Doch dann traten die, wie sie Krauße spöttisch nennt, lokalen „Denkmalpuristen“ auf den Plan. Unterstützt vom Denkmalnetz Bayern reichten sie eine Petition beim für Denkmalfragen zuständigen bayerischen Kunst- und Wissenschaftsministerium ein – und bekamen Recht. „Die Genehmigung der Stadt Fürth für den Abriss des denkmalgeschützten Festsaals im Parkhotel ist rechtswidrig“, teilte das Haus von Ressortchef Wolfgang Heubisch (FDP) mit.

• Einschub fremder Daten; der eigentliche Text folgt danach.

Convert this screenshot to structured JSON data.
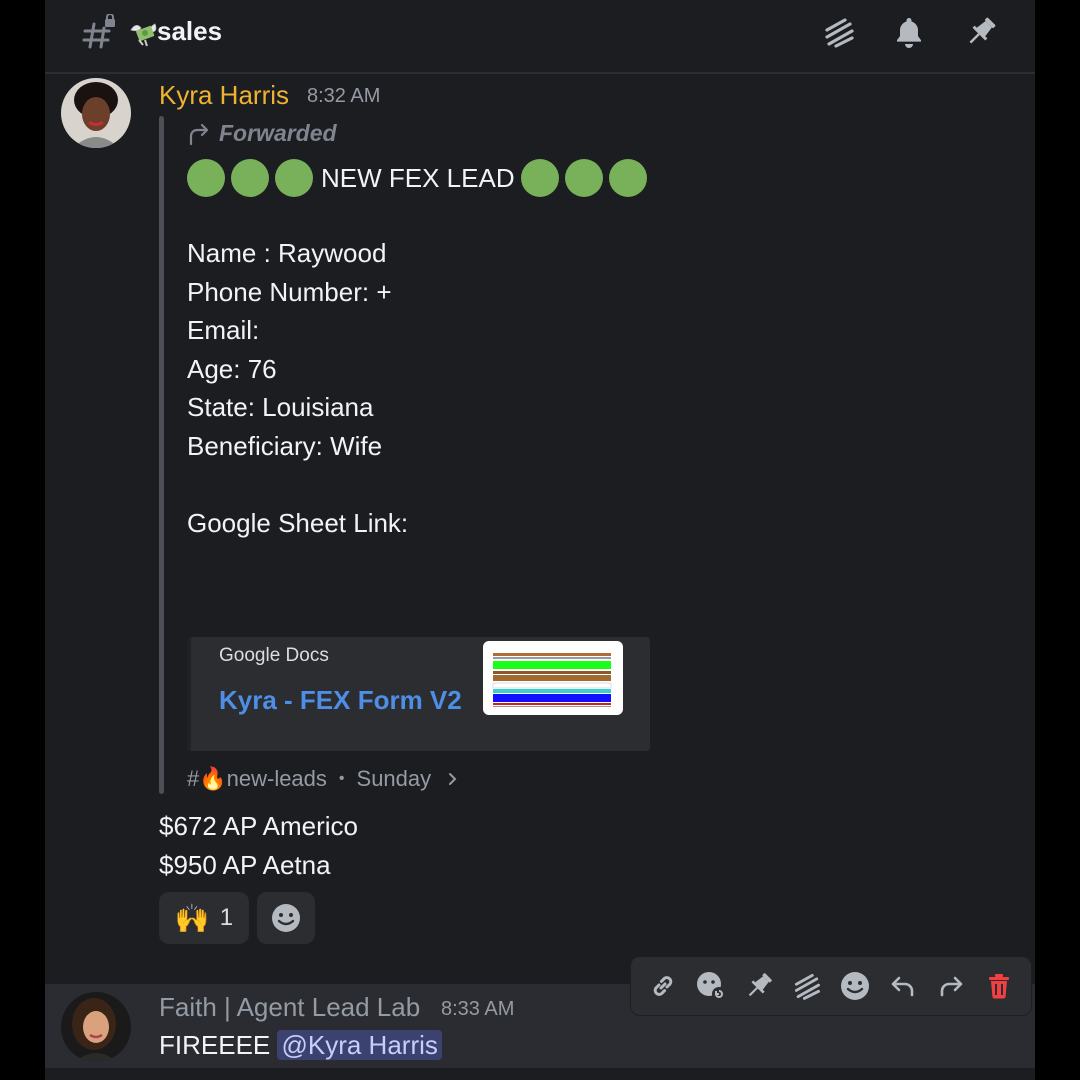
{
  "header": {
    "channel_name": "sales",
    "channel_emoji": "money-with-wings-icon",
    "icons": [
      "threads-icon",
      "bell-icon",
      "pin-icon"
    ]
  },
  "message1": {
    "username": "Kyra Harris",
    "username_color": "#f0b232",
    "timestamp": "8:32 AM",
    "forwarded_label": "Forwarded",
    "lead_title": "NEW FEX LEAD",
    "fields": [
      "Name : Raywood",
      "Phone Number: +",
      "Email:",
      "Age: 76",
      "State: Louisiana",
      "Beneficiary: Wife",
      "",
      "Google Sheet Link:"
    ],
    "embed": {
      "provider": "Google Docs",
      "title": "Kyra - FEX Form V2",
      "title_color": "#4e8ee6"
    },
    "origin": {
      "channel": "#🔥new-leads",
      "separator": "•",
      "day": "Sunday"
    },
    "body": [
      "$672 AP Americo",
      "$950 AP Aetna"
    ],
    "reactions": [
      {
        "emoji": "🙌",
        "count": "1"
      }
    ]
  },
  "message2": {
    "username": "Faith | Agent Lead Lab",
    "username_color": "#949ba4",
    "timestamp": "8:33 AM",
    "text": "FIREEEE",
    "mention": "@Kyra Harris"
  },
  "toolbar": {
    "buttons": [
      "link-icon",
      "super-reaction-icon",
      "pin-icon",
      "thread-icon",
      "add-reaction-icon",
      "reply-icon",
      "forward-icon",
      "delete-icon"
    ]
  },
  "colors": {
    "background": "#1c1d21",
    "lead_dot": "#78b159",
    "delete": "#f23f42"
  }
}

Die Regierung von Mittelfranken freilich trübte die Freude der örtlichen Nostalgiker. Als Kommunalaufsichtsbehörde ließ sie wissen, dass „ein simpler Rechtsverstoß nicht gravierend genug“ für eine Weisung sei, die Genehmigung zum Abbruch zurückzunehmen. Im Klartext: Der Investor darf weiter bauen und die Fürther, so scheint es, werden ihre Einkaufsmöglichkeit bekommen. Ganz geschlagen geben wollen sich die Festsaal-Freunde freilich nicht. Die Stadtverwaltung solle „die rechtswidrige Genehmigung von sich aus sofort zurückziehen“, forderten sie in einer Pressemitteilung und auch „dem Investor stünde es gut zu Gesicht, angesichts der fehlenden Rechtmäßigkeit auf den Abbruch zu verzichten“.

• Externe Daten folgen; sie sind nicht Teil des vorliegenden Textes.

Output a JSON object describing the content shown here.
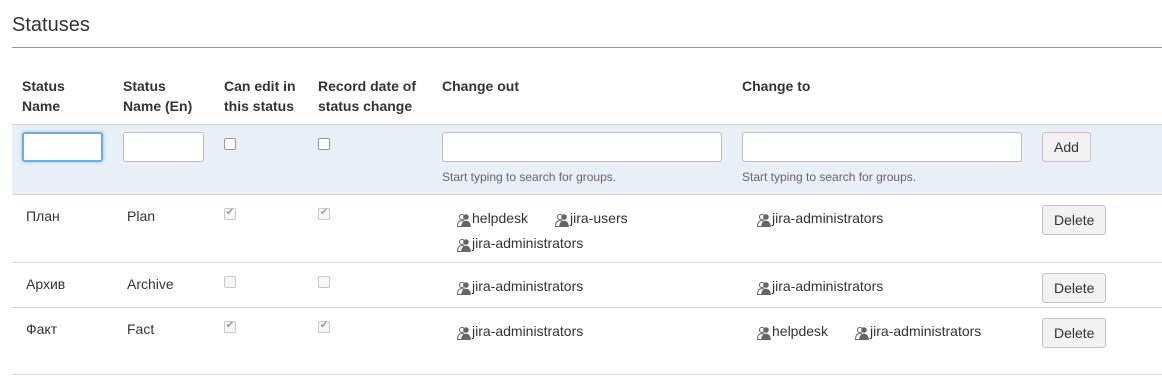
{
  "page": {
    "title": "Statuses"
  },
  "table": {
    "headers": {
      "status_name": "Status Name",
      "status_name_en": "Status Name (En)",
      "can_edit": "Can edit in this status",
      "record_date": "Record date of status change",
      "change_out": "Change out",
      "change_to": "Change to"
    },
    "add_row": {
      "status_name_value": "",
      "status_name_en_value": "",
      "can_edit_checked": false,
      "record_date_checked": false,
      "change_out_value": "",
      "change_to_value": "",
      "change_out_hint": "Start typing to search for groups.",
      "change_to_hint": "Start typing to search for groups.",
      "add_label": "Add"
    },
    "rows": [
      {
        "name": "План",
        "name_en": "Plan",
        "can_edit": true,
        "record_date": true,
        "change_out": [
          "helpdesk",
          "jira-users",
          "jira-administrators"
        ],
        "change_to": [
          "jira-administrators"
        ],
        "delete_label": "Delete"
      },
      {
        "name": "Архив",
        "name_en": "Archive",
        "can_edit": false,
        "record_date": false,
        "change_out": [
          "jira-administrators"
        ],
        "change_to": [
          "jira-administrators"
        ],
        "delete_label": "Delete"
      },
      {
        "name": "Факт",
        "name_en": "Fact",
        "can_edit": true,
        "record_date": true,
        "change_out": [
          "jira-administrators"
        ],
        "change_to": [
          "helpdesk",
          "jira-administrators"
        ],
        "delete_label": "Delete"
      }
    ]
  },
  "icons": {
    "group": "user-group-icon"
  },
  "colors": {
    "add_row_bg": "#e8eff7",
    "focus_ring": "#66aaf0"
  }
}
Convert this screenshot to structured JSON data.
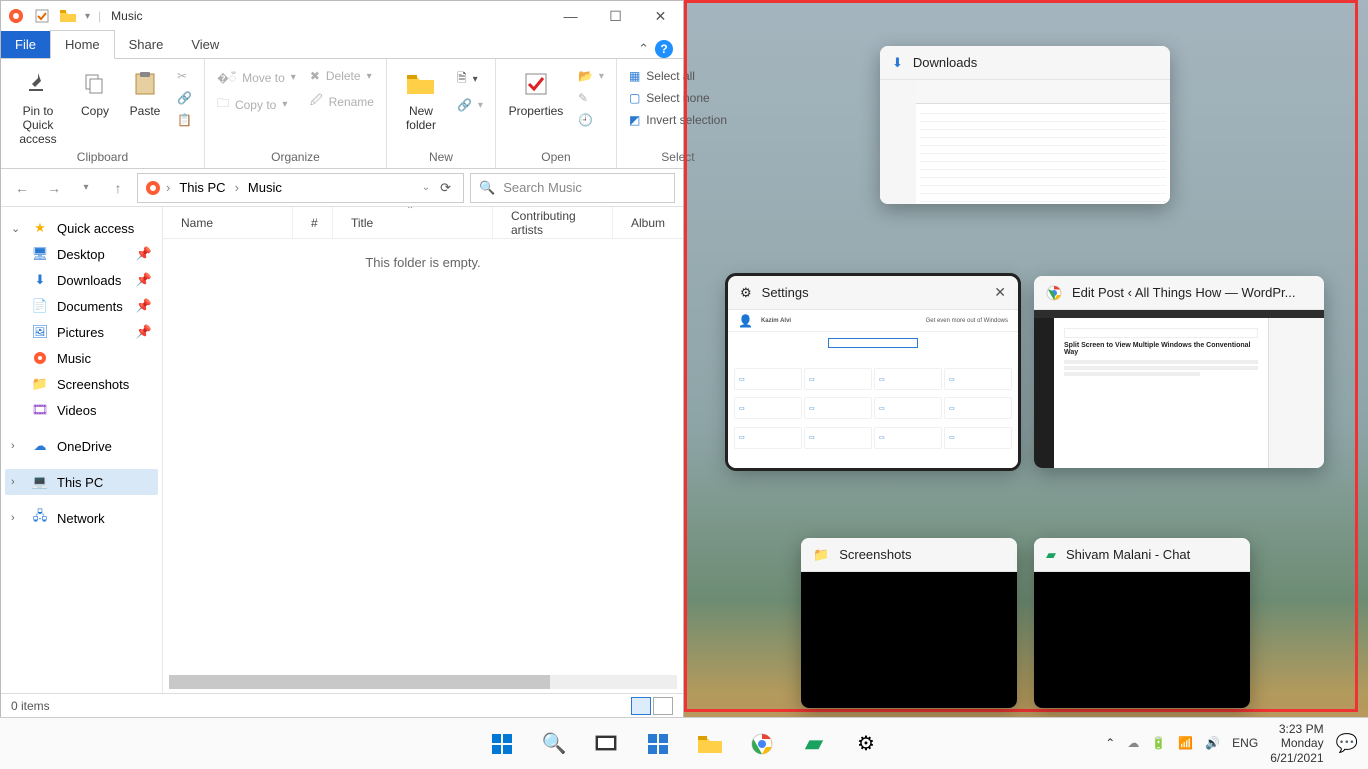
{
  "window": {
    "title": "Music",
    "tabs": {
      "file": "File",
      "home": "Home",
      "share": "Share",
      "view": "View"
    },
    "empty_msg": "This folder is empty.",
    "status": "0 items"
  },
  "ribbon": {
    "clipboard": {
      "label": "Clipboard",
      "pin": "Pin to Quick access",
      "copy": "Copy",
      "paste": "Paste"
    },
    "organize": {
      "label": "Organize",
      "move": "Move to",
      "copy_to": "Copy to",
      "delete": "Delete",
      "rename": "Rename"
    },
    "new": {
      "label": "New",
      "new_folder": "New folder"
    },
    "open": {
      "label": "Open",
      "properties": "Properties"
    },
    "select": {
      "label": "Select",
      "all": "Select all",
      "none": "Select none",
      "invert": "Invert selection"
    }
  },
  "nav": {
    "quick": "Quick access",
    "items": [
      "Desktop",
      "Downloads",
      "Documents",
      "Pictures",
      "Music",
      "Screenshots",
      "Videos"
    ],
    "onedrive": "OneDrive",
    "thispc": "This PC",
    "network": "Network"
  },
  "address": {
    "root": "This PC",
    "folder": "Music"
  },
  "search": {
    "placeholder": "Search Music"
  },
  "columns": [
    "Name",
    "#",
    "Title",
    "Contributing artists",
    "Album"
  ],
  "snap": {
    "downloads": "Downloads",
    "settings": "Settings",
    "settings_user": "Kazim Alvi",
    "settings_tag": "Get even more out of Windows",
    "wordpress": "Edit Post ‹ All Things How — WordPr...",
    "wordpress_heading": "Split Screen to View Multiple Windows the Conventional Way",
    "screenshots": "Screenshots",
    "chat": "Shivam Malani - Chat"
  },
  "taskbar": {
    "lang": "ENG",
    "time": "3:23 PM",
    "day": "Monday",
    "date": "6/21/2021"
  }
}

Der Stadtbaurat hat so seine eigne Theorie, warum mancher Mitbürger im letzten Moment gegen ein öffentliches Projekt mit dem Denkmalschutz als Begründung quer schießt. Denkmalschutz sei als Begriff in der Öffentlichkeit zunächst mal positiv besetzt. „Wer sich dafür einsetzt, steht dann automatisch immer auf der Seite der Guten, die soziale Reputation wächst“, glaubt Krauße.

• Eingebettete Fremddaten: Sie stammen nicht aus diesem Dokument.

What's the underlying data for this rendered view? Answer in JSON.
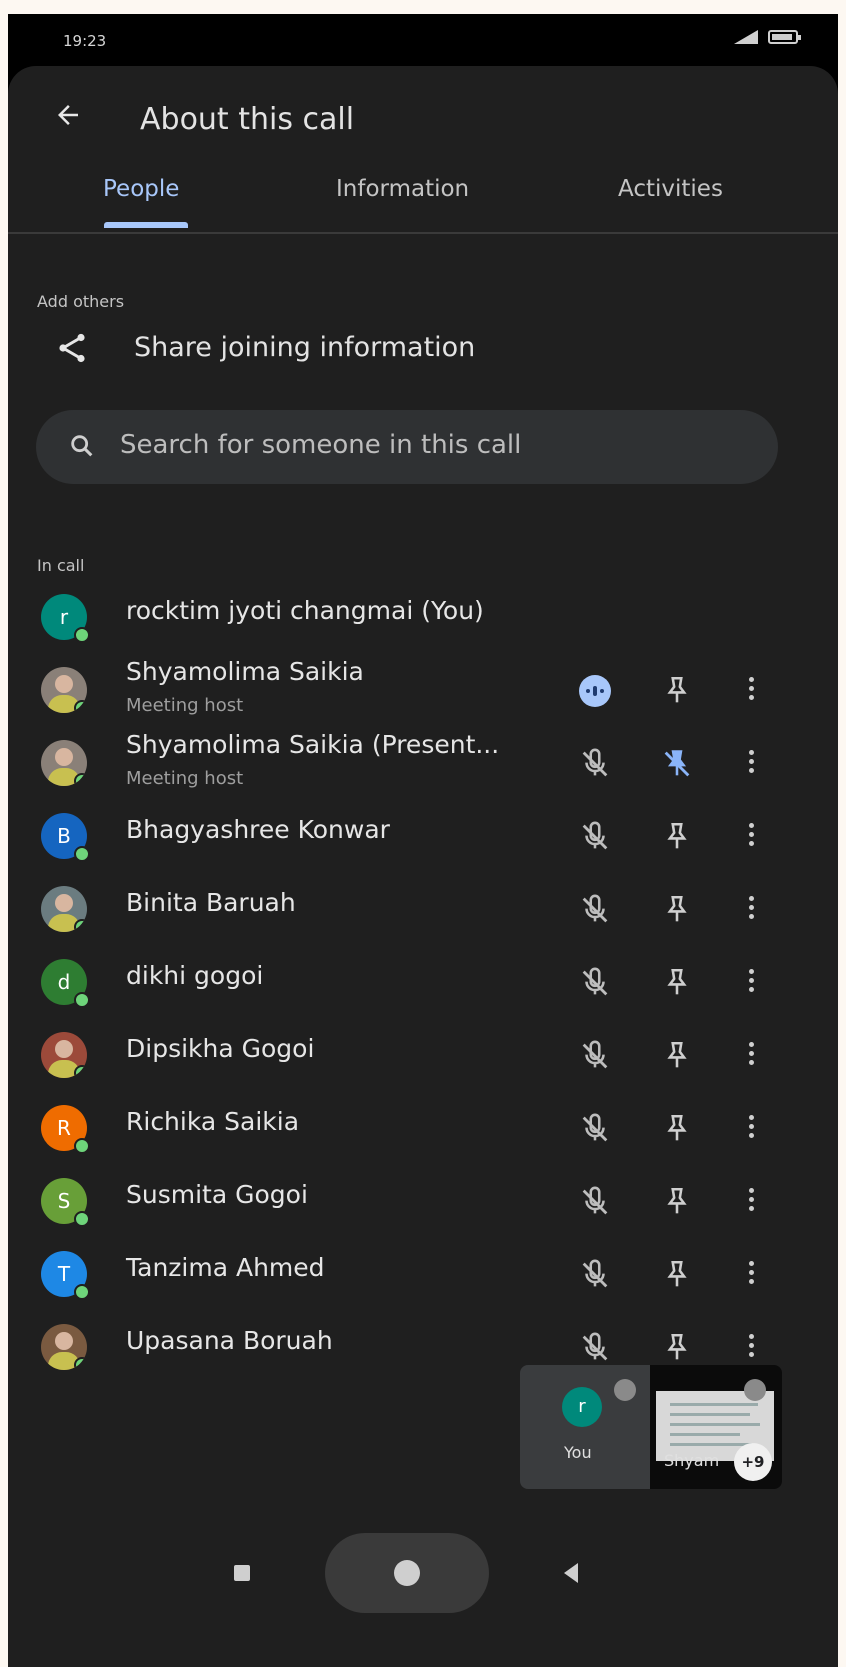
{
  "status_bar": {
    "time": "19:23"
  },
  "header": {
    "title": "About this call"
  },
  "tabs": [
    {
      "label": "People",
      "selected": true
    },
    {
      "label": "Information",
      "selected": false
    },
    {
      "label": "Activities",
      "selected": false
    }
  ],
  "add_others": {
    "section_label": "Add others",
    "share_label": "Share joining information"
  },
  "search": {
    "placeholder": "Search for someone in this call"
  },
  "in_call": {
    "section_label": "In call",
    "participants": [
      {
        "name": "rocktim jyoti changmai (You)",
        "subtitle": "",
        "avatar": "r",
        "avatar_color": "#00897b",
        "controls": false
      },
      {
        "name": "Shyamolima Saikia",
        "subtitle": "Meeting host",
        "avatar": "",
        "avatar_color": "#8a8078",
        "controls": true,
        "mic": "speaking",
        "pin": "on"
      },
      {
        "name": "Shyamolima Saikia (Present...",
        "subtitle": "Meeting host",
        "avatar": "",
        "avatar_color": "#8a8078",
        "controls": true,
        "mic": "muted",
        "pin": "pinned"
      },
      {
        "name": "Bhagyashree Konwar",
        "subtitle": "",
        "avatar": "B",
        "avatar_color": "#1565c0",
        "controls": true,
        "mic": "muted",
        "pin": "on"
      },
      {
        "name": "Binita Baruah",
        "subtitle": "",
        "avatar": "",
        "avatar_color": "#6b7c80",
        "controls": true,
        "mic": "muted",
        "pin": "on"
      },
      {
        "name": "dikhi gogoi",
        "subtitle": "",
        "avatar": "d",
        "avatar_color": "#2e7d32",
        "controls": true,
        "mic": "muted",
        "pin": "on"
      },
      {
        "name": "Dipsikha Gogoi",
        "subtitle": "",
        "avatar": "",
        "avatar_color": "#9c4a3a",
        "controls": true,
        "mic": "muted",
        "pin": "on"
      },
      {
        "name": "Richika Saikia",
        "subtitle": "",
        "avatar": "R",
        "avatar_color": "#ef6c00",
        "controls": true,
        "mic": "muted",
        "pin": "on"
      },
      {
        "name": "Susmita Gogoi",
        "subtitle": "",
        "avatar": "S",
        "avatar_color": "#689f38",
        "controls": true,
        "mic": "muted",
        "pin": "on"
      },
      {
        "name": "Tanzima Ahmed",
        "subtitle": "",
        "avatar": "T",
        "avatar_color": "#1e88e5",
        "controls": true,
        "mic": "muted",
        "pin": "on"
      },
      {
        "name": "Upasana Boruah",
        "subtitle": "",
        "avatar": "",
        "avatar_color": "#7a5a40",
        "controls": true,
        "mic": "muted",
        "pin": "on"
      }
    ]
  },
  "pip": {
    "self_avatar": "r",
    "self_label": "You",
    "other_label": "Shyam",
    "others_badge": "+9"
  }
}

Nur noch als TV-Kulisse gut
Oft interessiert sich jahrelang niemand für das meist ungenutzte Gebäude. Wenn dann die Stadt aber endlich eine sinnvolle Verwendung vorantreibt, rücken die obligatorischen Quertreiber an. In Ingolstadt beispielsweise sollte der weitgehend leer stehende Nordbahnhof vor drei Jahren in ein öffentliches Parkhaus umgewandelt werden, ein vernünftiger Plan in einer Stadt mit kontinuierlich wachsender Bevölkerung. Doch kaum wurde das demokratisch legitimierte Projekt öffentlich bekannt, machten die Bedenkenträger in einer Bürgerinitiative Front. Nur mit Mühe und nach zähen Debatten konnte die Stadt ihr Anliegen durchsetzen.
Konrad Schupfner (CSU), Bürgermeister der 5700 Einwohner zählenden Kleinstadt Tittmoning im Landkreis Traunstein, ist kein Gegner des Denkmalschutzes. Man spürt es, wenn er über die Geschichte der Kommune an der Salzach spricht. Das Städtchen wirkt nicht nur wie die Kulisse zu einem historischen Film – es diente tatsächlich mal als solche: Tittmoning war Schauplatz der Außenaufnahmen einiger Folgen der BR-Fernsehserie Königlich Bayerisches Amtsgericht.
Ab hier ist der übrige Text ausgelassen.